8. Магия
8. Магия
Романтизм знает и такие ситуации – отчасти памятные нам по «Бокалу» того же Тика, – когда смутное томление и предощущение уступают место целенаправленному магическому акту, совершаемому самим героем, его агентом либо недоброжелателем. Эта ворожба состоит в вызывании эротического партнера – самой его души или, вернее, эфирного тела, которое теперь словно сгущается и наполняется подобием чувственной жизни. Временами подобные действия получают демонологическую трактовку. Наиболее монументальный образчик эротической магии в русской романтической литературе оставил, конечно же, Гоголь в своей «Страшной мести», и именно с нее я позволю себе начать дальнейший анализ темы, чтобы перейти затем к ее генезису, аналогам и продолжению у других авторов.
Гоголевский колдун, одержимый инцестуальным вожделением, вызывает душу своей дочери Катерины. Выслеживая его, Данило, муж Катерины, видит в окне замка сцену чародейства, которая сопровождается полетом нетопырей. Тесть ходит по комнате вокруг стола:
И вдруг по всей комнате тихо разлился прозрачно-голубой свет. Только не смешавшиеся волны прежнего бледно-золотого переливались, ныряли, словно в голубом море, и тянулись слоями, будто на мраморе <…> Нетопыри залетали сильнее, вниз и вверх, взад и вперед. Голубой свет становился реже, реже, и совсем будто потухнул. И светлица осветилась уже тонким розовым светом. Казалось, с тихим звоном разливается чудный свет по всем углам, и вдруг пропал, и стала тьма. Слышался только шум, будто ветер в тихий час вечера наигрывал, кружась по водному зеркалу <…> И чудится пану Даниле, что в светлице блестит месяц, ходят звезды, неясно мелькает темно-синее небо, и холод ночного воздуха пахнул даже ему в лицо <…> И опять с чудным звоном осветилась вся светлица розовым светом <…> Звуки стали сильнее и гуще, тонкий розовый свет становился ярче, и что-то белое, как будто облако, веяло посреди хаты; и чудится пану Даниле, что облако то не облако, что то стоит женщина; только из чего она: из воздуха, что ли, выткана? Отчего же она стоит и земли не трогает и не опершись ни на что, и сквозь нее просвечивает розовый свет <…> Волосы вьются и падают по плечам ее будто светло-серый туман; губы бледно алеют, будто сквозь бело-прозрачное утреннее небо льется едва приметный алый свет зари; брови слабо темнеют… Ах! это Катерина.

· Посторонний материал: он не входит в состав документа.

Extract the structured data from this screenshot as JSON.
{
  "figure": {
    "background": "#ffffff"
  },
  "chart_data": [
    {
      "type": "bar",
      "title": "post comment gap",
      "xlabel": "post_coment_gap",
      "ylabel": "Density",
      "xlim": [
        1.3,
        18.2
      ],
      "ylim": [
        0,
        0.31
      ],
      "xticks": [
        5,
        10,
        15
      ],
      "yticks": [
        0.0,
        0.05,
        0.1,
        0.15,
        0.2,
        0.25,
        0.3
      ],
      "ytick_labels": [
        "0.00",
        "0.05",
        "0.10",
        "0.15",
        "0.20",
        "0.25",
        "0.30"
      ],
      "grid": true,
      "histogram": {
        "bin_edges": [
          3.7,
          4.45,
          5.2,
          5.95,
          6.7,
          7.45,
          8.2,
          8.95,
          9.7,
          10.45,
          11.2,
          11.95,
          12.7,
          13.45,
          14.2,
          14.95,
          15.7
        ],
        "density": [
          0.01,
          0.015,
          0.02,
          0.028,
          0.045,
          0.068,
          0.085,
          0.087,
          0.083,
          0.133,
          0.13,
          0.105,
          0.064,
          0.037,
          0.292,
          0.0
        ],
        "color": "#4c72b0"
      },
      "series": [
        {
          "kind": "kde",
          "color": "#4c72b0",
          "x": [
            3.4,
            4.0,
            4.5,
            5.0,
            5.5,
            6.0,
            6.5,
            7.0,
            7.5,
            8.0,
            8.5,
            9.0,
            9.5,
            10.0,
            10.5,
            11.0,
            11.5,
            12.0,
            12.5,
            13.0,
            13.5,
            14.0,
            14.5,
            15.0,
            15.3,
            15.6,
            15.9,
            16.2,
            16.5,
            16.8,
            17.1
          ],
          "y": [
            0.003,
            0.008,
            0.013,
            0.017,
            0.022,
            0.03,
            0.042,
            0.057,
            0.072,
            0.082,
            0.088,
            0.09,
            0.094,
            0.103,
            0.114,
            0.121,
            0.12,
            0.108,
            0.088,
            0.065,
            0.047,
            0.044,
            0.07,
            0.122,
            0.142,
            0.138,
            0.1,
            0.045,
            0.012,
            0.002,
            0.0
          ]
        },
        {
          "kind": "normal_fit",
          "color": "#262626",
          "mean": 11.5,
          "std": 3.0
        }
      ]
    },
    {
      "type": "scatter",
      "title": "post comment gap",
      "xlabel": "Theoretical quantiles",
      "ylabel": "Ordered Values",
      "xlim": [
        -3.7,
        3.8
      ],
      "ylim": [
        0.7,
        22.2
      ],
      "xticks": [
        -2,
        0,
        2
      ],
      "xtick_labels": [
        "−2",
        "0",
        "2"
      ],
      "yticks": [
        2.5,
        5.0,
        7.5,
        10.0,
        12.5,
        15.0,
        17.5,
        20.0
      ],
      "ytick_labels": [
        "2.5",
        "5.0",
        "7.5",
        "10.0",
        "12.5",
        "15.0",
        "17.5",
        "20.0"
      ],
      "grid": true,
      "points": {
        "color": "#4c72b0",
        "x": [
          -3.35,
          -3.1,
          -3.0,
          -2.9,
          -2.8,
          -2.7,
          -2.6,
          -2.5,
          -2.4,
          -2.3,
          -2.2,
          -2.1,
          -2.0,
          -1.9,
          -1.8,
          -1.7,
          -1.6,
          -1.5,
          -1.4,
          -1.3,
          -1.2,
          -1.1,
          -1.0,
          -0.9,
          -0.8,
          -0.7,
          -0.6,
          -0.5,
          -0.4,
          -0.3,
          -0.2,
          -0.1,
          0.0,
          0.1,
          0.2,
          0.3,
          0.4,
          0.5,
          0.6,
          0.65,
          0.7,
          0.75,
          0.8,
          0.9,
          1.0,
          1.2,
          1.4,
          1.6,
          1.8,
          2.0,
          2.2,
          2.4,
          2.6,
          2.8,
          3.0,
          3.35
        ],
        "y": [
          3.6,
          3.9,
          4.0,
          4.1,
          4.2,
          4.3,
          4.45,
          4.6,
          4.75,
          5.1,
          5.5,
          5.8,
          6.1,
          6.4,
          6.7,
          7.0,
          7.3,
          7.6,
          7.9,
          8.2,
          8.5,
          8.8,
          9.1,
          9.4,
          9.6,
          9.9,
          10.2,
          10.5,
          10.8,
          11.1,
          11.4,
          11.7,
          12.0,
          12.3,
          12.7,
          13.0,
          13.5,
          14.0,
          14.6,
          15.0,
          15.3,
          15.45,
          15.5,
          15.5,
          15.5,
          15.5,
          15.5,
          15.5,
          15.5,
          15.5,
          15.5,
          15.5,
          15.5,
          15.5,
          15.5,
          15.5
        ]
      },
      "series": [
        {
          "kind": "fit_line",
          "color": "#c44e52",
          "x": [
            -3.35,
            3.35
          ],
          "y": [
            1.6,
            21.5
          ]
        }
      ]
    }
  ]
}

Петербургский исследователь С. Гончаров нашел в гоголевской картине аллюзию на библейское сотворение мира, только поданное с обратным знаком: «Здесь присутствуют мотивы света, моря, неба, месяца, звезд, воды, сгустившегося тумана и знаменательная фраза: “И стала тьма”, отсылающая к библейскому “И стал свет” (Быт 1: 3). Мечущиеся “под потолком взад и вперед <…> нетопыри” могут быть противопоставлены Духу Божьему, который “носился над водою” (Быт 1: 2)»[1069].
К этому абсолютно убедительному наблюдению полезно будет прибавить несколько уточнений. Начнем с того, что, хотя показанное здесь демиургическое колдовство совершается вечером или даже ночью, последовательность действий внутри самого магического процесса, как и эротическая эпифания во многих из вышеупомянутых текстов, преподносится в рамках суточного цикла. В данном случае сперва это день, ибо дан прозрачный голубой свет, смешанный с бледно-золотым. Он сменяется вечерней зарей – тонким розовым светом – и далее ночным мраком: «И стала тьма». Дальнейшие строки являют собой очередную романтическую аллюзию именно на тот рефрен первой главы Книги Бытия, согласно которому креативный акт разворачивается от вечера к утру («И был вечер, и было утро»), причем самый первый стих Библии говорит о духе, или, буквально, о ветре, веющем над водою. (О том же библейском стихе применительно к романтической поэтике в целом напоминает и Абрамс.) Ср. у Гоголя «ветер, в тихий час вечера» кружащийся над водою, и там же «веющий ночной воздух».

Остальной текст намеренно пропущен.